Une fois arrivée à la gare, il était à peine midi et j’avais encore un peu de temps devant moi. J’entrepris donc de me balader en ville, ne souhaitant pas rentrer chez moi, car je ne me voyais pas expliquer à mes grands-parents pourquoi je devais repartir, et qui j’allais voir. C’était encore bien trop tôt pour ce genre de discussion et aussi un peu gênant. Et comme je ne me voyais pas me poser pour manger, car le stress m’enlevait toute faim, la balade était le meilleur des choix. D’autant plus que la ville était belle à cette période de l’année, les décorations de Noël commençant à s’installer dans tous les recoins. Des guirlandes lumineuses scintillaient le long des ruelles, créant une ambiance féerique et chaleureuse. Les maisons étaient parées de mille couleurs, leurs façades illuminées par des guirlandes étincelantes. Je me sentais transportée dans un univers parallèle. Le grand arbre qui prônait au centre-ville était paré de boules chatoyantes, de guirlandes brillantes et de petites étoiles étincelantes. Ses branches semblaient danser avec la brise hivernale, créant une symphonie visuelle de lumières et de couleurs. Les vitrines des boutiques, quant à elles, rivalisaient de créativité. Des scènes de Noël miniatures étaient soigneusement disposées, représentant des personnages en train de patiner sur un lac gelé ou de décorer un sapin. Je me perdais dans ces petits mondes enchanteurs, rêvant de faire partie de ces histoires magiques. Peut-être était-ce une prémice à mon conte de fées nouveau ?
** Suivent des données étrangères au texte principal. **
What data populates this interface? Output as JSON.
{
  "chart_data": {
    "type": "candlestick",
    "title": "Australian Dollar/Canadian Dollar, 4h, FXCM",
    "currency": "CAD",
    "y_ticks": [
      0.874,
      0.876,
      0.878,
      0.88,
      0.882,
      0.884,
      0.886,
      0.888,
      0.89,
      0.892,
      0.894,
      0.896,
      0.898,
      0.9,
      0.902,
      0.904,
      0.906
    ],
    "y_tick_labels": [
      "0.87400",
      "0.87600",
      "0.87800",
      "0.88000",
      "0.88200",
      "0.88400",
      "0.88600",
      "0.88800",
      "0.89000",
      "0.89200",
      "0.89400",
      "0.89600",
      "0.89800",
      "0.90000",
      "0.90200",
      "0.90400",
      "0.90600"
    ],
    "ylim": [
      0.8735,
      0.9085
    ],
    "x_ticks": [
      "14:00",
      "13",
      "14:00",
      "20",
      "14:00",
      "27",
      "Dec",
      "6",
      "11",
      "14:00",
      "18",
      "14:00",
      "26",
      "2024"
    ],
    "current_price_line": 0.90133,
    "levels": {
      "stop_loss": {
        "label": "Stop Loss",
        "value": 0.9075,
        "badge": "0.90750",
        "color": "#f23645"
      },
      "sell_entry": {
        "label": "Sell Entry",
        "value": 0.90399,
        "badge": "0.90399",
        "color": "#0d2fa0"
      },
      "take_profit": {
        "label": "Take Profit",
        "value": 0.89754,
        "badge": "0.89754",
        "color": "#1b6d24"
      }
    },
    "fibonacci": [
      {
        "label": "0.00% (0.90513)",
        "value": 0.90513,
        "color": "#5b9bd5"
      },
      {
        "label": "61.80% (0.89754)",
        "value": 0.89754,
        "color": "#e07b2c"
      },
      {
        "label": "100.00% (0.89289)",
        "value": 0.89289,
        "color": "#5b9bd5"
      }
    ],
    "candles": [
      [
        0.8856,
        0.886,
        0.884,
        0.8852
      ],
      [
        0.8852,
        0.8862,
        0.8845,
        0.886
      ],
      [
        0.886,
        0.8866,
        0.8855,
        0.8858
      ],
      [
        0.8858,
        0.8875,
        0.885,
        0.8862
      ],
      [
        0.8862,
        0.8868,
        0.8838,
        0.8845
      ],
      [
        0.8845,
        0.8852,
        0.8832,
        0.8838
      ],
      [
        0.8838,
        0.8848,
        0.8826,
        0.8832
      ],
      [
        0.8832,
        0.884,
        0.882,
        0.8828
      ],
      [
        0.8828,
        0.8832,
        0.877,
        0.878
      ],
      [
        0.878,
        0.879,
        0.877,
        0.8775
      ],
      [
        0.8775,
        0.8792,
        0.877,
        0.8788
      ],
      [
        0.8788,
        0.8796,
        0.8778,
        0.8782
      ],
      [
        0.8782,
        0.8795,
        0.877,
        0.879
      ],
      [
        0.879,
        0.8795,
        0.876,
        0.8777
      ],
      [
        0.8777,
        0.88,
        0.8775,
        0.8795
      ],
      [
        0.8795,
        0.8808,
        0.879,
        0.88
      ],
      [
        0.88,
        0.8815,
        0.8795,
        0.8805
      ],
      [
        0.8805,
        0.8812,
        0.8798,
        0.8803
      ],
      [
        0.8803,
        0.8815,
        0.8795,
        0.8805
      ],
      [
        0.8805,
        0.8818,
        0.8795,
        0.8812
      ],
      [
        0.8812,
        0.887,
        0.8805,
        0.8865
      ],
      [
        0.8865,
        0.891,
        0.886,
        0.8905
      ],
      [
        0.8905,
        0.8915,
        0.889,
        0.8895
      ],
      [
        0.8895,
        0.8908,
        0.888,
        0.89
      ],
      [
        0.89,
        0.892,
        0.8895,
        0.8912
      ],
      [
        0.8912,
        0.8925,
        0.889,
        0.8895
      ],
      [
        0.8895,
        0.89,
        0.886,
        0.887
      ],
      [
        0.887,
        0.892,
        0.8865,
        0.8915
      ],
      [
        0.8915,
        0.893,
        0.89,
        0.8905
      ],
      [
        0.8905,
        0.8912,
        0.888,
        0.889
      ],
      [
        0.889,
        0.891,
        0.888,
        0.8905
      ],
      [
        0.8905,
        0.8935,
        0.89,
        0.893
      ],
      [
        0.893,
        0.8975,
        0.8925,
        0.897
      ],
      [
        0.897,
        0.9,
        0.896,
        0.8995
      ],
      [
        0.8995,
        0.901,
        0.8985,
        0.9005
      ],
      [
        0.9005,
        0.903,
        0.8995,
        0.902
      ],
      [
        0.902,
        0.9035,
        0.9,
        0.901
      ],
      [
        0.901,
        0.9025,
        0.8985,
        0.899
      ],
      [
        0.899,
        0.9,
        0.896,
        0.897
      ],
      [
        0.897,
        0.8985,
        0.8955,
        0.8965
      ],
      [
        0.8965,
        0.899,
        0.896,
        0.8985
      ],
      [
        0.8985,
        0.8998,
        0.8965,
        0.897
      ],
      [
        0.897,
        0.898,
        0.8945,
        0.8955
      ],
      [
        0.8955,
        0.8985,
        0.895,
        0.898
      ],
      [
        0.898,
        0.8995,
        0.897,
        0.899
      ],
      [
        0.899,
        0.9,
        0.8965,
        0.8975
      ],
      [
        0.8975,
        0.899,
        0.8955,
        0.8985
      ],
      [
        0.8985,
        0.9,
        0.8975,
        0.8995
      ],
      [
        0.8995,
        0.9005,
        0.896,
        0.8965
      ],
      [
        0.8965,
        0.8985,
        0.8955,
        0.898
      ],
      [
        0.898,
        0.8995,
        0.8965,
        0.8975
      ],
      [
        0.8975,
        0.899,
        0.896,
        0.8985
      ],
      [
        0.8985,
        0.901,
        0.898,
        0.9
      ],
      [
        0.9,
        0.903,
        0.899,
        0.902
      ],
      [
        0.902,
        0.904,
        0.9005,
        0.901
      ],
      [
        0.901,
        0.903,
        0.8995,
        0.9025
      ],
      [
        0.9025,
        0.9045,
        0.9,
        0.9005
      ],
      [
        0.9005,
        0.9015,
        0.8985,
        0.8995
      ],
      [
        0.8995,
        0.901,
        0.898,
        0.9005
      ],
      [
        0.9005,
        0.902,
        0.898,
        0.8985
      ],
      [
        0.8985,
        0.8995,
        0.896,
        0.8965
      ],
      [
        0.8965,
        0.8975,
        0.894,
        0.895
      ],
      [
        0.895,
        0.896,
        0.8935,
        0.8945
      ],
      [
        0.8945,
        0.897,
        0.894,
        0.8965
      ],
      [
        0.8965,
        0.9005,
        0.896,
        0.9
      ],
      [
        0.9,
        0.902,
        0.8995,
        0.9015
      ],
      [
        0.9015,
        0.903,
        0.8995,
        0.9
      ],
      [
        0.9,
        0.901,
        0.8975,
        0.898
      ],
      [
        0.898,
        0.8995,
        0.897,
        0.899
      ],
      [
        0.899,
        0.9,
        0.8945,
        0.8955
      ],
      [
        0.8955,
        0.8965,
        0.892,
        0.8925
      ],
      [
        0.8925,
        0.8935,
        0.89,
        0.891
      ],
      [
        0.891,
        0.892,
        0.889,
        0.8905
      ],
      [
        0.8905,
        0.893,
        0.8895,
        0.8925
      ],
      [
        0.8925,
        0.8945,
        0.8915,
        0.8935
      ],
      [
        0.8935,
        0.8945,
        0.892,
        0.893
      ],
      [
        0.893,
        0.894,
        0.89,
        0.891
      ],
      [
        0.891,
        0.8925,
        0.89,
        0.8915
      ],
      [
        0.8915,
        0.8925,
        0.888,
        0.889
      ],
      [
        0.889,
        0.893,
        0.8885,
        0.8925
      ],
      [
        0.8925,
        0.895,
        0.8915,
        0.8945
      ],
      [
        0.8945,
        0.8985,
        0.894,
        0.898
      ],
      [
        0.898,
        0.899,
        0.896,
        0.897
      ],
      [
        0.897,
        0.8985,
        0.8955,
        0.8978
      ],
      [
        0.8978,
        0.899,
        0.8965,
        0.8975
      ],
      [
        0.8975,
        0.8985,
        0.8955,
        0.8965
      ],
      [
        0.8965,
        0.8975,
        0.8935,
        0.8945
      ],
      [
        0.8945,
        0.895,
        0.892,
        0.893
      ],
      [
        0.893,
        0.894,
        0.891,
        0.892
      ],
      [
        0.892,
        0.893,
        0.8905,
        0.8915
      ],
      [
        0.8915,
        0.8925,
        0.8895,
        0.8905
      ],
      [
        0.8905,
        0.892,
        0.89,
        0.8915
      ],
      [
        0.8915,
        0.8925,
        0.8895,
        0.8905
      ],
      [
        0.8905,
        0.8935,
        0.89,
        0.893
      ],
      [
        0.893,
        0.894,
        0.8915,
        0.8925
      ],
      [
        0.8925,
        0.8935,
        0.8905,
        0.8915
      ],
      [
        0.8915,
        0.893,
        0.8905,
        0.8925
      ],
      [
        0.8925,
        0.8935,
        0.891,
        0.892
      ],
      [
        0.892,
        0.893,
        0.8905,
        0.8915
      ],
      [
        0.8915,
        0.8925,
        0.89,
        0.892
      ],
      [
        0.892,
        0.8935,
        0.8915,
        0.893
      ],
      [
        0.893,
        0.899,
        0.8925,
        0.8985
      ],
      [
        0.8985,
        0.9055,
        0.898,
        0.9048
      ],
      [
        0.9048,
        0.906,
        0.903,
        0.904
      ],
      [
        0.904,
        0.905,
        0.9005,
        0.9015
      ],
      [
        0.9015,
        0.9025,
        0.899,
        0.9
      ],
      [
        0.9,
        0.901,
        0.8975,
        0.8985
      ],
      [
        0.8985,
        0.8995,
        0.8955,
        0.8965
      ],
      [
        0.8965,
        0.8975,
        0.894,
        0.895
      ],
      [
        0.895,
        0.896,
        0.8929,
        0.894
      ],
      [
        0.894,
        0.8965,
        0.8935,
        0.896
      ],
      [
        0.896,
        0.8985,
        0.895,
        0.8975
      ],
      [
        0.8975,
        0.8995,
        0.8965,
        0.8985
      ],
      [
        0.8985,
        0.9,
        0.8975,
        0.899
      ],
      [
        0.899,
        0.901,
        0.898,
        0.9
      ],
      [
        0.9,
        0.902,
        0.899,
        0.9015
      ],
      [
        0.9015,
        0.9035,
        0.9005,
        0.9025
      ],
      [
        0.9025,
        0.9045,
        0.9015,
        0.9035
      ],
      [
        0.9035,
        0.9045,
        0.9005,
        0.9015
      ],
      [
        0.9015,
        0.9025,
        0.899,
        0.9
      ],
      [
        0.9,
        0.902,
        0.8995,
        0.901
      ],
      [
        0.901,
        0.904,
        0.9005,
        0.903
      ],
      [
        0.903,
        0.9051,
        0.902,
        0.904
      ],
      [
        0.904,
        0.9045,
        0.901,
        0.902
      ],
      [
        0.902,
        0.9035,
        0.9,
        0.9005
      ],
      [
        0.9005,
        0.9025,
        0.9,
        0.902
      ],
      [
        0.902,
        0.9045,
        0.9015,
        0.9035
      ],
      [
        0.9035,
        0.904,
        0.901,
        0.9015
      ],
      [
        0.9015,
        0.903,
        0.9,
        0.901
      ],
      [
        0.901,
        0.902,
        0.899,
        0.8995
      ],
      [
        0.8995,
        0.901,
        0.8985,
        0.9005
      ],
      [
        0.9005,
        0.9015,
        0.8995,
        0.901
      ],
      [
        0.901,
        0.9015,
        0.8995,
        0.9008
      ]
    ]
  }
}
Je laissai mes cheveux flotter légèrement au vent. Même s’il faisait froid, je trouvais cette sensation revigorante. J’aimais tant cette impression de solitude qui s’emparait de moi. C’étaient les moments où j’étais le plus en phase avec moi-même. Je me sentais libre et vivante et ça m’était très bénéfique. Surtout avec le stress qui continuait à me serrer le ventre.
Au fil de ma balade, je m’arrêtai quelques minutes sur un banc aux abords du grand parc de la ville. Je pris une profonde inspiration, fermai les yeux et savourai l’instant.
L’heure se rapprochant de plus en plus, je retournai donc à la gare, pour pouvoir me languir plus facilement. Quand l’éternelle mélodie annonça l’arrivée du train tant attendu, mon cœur fit un bond dans ma poitrine. Le stress s’était bien accaparé de moi, cette fois-ci et toute méditation extérieure fut vaine.
— Wow, tu es encore plus belle que dans mes souvenirs, susurra une voix familière dans mon dos.
— Tu n’es pas mal non plus, dans ton genre, dis-je en tentant de dissimuler le rouge de mes joues. C’est tellement étrange de se revoir après avoir parlé tout ce temps, tu ne trouves pas ?
— C’est vrai, mais je suis tellement heureux que nous ayons finalement pu organiser cette rencontre.
Ses yeux ne cessèrent de me fixer, et j’étais totalement déstabilisée par sa présence, mais aussi par son parfum qui dégageait des notes de cœur de lavande et de géranium. Ça lui apportait une touche de masculinité et de sophistication, et ça collait plutôt bien à ce que j’avais appris de lui.
— Je suis désolée, je n’ai rien prévu de spécifique pour ces retrouvailles, ça s’est un peu organisé au dernier moment, lançais-je, gênée, donc ça sera de la totale improvisation.
— Ça ne fait rien, je suis tellement excité de passer ce temps avec toi, ton programme sera le mien !
Nous décidâmes donc de nous balader dans la ville. Même si c’était ma seconde de la journée, je la vécus différemment. Cette fois-ci, j’étais avec lui.